Vouchers for health: Conference finished on a high note
USAID-India, KfW, Packard Foundation, India Ministry of Health, and PSP-One put on a conference in Gurgaon outside of New Delhi this past week to discuss strategies and applications of “Vouchers for Health” [agenda PDF]. It is part of a larger ongoing dialog on the role of private sector players and demand-side financing to improve health care delivery in low-income countries.

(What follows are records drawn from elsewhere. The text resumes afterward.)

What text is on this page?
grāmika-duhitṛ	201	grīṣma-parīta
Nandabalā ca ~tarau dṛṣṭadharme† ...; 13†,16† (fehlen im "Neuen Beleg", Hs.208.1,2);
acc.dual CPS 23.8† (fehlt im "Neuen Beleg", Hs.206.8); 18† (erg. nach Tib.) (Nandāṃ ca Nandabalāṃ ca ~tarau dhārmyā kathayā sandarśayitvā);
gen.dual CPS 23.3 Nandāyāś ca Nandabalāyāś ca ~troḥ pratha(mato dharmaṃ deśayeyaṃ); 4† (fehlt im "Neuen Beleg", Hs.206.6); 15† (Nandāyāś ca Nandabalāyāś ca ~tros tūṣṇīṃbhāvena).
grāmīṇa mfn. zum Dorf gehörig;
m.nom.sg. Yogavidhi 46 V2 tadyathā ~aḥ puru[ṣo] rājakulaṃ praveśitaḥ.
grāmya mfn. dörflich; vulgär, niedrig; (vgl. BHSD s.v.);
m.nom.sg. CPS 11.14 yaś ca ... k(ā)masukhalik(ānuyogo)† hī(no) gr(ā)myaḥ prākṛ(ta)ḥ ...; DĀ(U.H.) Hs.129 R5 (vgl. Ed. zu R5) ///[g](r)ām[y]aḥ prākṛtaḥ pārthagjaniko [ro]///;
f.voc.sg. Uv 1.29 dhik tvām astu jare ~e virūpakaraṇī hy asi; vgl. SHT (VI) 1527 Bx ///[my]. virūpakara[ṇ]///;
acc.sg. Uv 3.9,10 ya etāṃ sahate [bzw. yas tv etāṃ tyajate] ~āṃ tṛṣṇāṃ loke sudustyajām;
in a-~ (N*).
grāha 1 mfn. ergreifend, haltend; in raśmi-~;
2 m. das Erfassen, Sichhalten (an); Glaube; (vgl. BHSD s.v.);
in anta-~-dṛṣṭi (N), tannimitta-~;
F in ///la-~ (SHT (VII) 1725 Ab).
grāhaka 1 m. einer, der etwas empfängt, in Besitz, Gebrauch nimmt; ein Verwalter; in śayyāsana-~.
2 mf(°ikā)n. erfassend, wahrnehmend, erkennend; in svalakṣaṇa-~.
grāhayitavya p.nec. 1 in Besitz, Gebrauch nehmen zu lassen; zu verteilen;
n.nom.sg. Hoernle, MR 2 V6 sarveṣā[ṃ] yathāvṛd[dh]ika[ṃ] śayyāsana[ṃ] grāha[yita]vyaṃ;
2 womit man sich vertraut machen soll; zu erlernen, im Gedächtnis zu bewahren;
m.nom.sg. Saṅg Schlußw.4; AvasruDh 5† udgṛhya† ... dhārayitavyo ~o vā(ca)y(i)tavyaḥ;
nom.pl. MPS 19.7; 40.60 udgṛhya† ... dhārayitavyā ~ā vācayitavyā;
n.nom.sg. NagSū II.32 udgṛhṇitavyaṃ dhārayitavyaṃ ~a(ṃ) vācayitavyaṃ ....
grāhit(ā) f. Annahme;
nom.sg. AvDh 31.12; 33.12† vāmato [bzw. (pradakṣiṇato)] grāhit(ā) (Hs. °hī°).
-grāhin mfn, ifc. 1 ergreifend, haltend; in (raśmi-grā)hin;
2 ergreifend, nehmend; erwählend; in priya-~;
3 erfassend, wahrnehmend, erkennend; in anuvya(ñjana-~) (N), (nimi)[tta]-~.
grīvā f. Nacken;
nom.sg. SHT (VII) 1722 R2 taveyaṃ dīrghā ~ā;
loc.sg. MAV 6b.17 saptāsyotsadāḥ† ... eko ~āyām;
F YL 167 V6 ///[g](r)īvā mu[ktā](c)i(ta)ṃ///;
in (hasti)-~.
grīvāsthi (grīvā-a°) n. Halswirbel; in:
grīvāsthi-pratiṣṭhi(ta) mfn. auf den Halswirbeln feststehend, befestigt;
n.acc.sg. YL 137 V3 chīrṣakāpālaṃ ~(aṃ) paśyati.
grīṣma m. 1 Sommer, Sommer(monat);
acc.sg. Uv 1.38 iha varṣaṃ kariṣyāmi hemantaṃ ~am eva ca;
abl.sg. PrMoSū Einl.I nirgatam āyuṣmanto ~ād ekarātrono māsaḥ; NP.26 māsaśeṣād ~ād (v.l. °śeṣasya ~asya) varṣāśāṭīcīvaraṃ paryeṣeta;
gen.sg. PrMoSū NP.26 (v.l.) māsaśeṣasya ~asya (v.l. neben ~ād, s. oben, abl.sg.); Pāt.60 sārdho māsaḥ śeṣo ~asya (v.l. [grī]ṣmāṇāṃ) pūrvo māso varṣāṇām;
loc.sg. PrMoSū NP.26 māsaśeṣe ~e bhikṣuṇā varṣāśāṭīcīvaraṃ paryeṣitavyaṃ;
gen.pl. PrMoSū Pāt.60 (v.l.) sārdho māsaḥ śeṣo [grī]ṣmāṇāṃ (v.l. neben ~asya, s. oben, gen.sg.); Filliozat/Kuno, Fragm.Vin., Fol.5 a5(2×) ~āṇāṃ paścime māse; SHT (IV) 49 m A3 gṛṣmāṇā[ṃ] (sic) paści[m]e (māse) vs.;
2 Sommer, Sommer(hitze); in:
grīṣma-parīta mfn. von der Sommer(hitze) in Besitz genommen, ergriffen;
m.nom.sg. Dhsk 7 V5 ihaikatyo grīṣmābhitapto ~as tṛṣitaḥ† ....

Although I was there to present on the evaluation of the Uganda voucher project, it was a great opportunity to meet some very interesting people. Dr. Utpal Ray, for instance, is the chairman of Track 4Infotec a moderately large IT firm that supplies the data backend for 50+ insurance companies out of West Bengal. His system includes real-time data reporting from handheld, laptop and desktop platforms at partnered hospitals and clinics to track patient care and outcomes in electronic medical records (EMRs). His company currently has 1.3 million patient records with expectations for 3 million by 2009. Dr. Amarjit Singh was an impressive speaker from Gujarat, where under his leadership as Health Commissioner, access to maternal health services has been dramatically improving and not surprisingly the preliminary data suggest that maternal deaths are on the decline. His management style can best be described as pragmatic and driven. Among other steps, his government health office began coordinating services with private OB-GYNs with a series of adverts in local papers. Although simple, the step was profound by signaling government’s intent to engage with the existing private sector healthcare capacity.